The Fourth of July is a perfect time to enjoy a bit of summertime away from your office desk. But if you are early on in your career, or happen to work in the bustling startup world, and are trying to make this year’s Independence Day into a long weekend by taking a few extra days off work, the world’s nicest boss Bill Gates may have something to say.
The 63-year-old former Microsoft CEO now takes a lot of vacations and pays high respect to his employees’ work-life balance, as well. But dialing back 40 years, he was previously known for never taking a day off from work.
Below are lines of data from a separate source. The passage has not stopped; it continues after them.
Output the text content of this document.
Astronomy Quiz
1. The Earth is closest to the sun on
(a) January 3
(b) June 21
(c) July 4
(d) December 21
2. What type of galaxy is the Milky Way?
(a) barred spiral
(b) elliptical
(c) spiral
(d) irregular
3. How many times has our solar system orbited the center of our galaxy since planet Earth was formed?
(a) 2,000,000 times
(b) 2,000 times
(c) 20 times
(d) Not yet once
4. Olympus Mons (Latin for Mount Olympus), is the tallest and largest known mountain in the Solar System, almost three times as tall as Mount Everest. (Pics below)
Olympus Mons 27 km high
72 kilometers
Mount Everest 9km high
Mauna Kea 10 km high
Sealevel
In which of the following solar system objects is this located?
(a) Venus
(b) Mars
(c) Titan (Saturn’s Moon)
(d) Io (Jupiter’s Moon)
“I think you could over worship and mythologize the idea of working extremely hard. For my particular makeup—and it really is true that I didn’t believe in weekends; I didn’t believe in vacations,” Gates said of his early career at an event hosted by venture capital firm Village Global last month.
“I have a fairly hardcore view that there should be a very large sacrifice made during those early years,” he explained, “particularly if you’re trying to do some engineering things that you have to get the feasibility.”
That harsh expectation extended to his staff, too. “I mean, I knew everybody’s license plate so I could tell you over the last month when their cars had come and gone from the parking lot,” Gates said, adding that he wouldn’t recommend this approach to other managers nowadays, because “I don’t think most people would enjoy it.”
That intense lifestyle didn’t change until Gates entered his 30s, more specifically not until after meeting his future wife, Melinda.
“By then, some natural behavior kicked in, and I loved weekends,” he said. “You know, my girlfriend liked vacations. And that turned out to be kind of a neat thing. Now, I take lots of vacation. My 20-year-old self is so disgusted with my current self.”
Gates admitted that once a company achieves a reasonable scale, this type of workaholic culture needs to be changed. Today’s Microsoft, with a market value of over $1 trillion dollars, has one of the nation’s most generous vacation policies. An average employee gets three weeks of vacation time, two weeks of sick leave and a number of floating holidays, according to Glassdoor reviews.
The Gates family’s nonprofit vehicle, the Bill and Melinda Gates Foundation, is also blazing trails in extending paid family leave in the U.S. Until January of this year, the Gates Foundation offered employees 52 weeks of paid family leave. That benefit was then partially replaced by a cash stipend due to challenges in redistributing workload.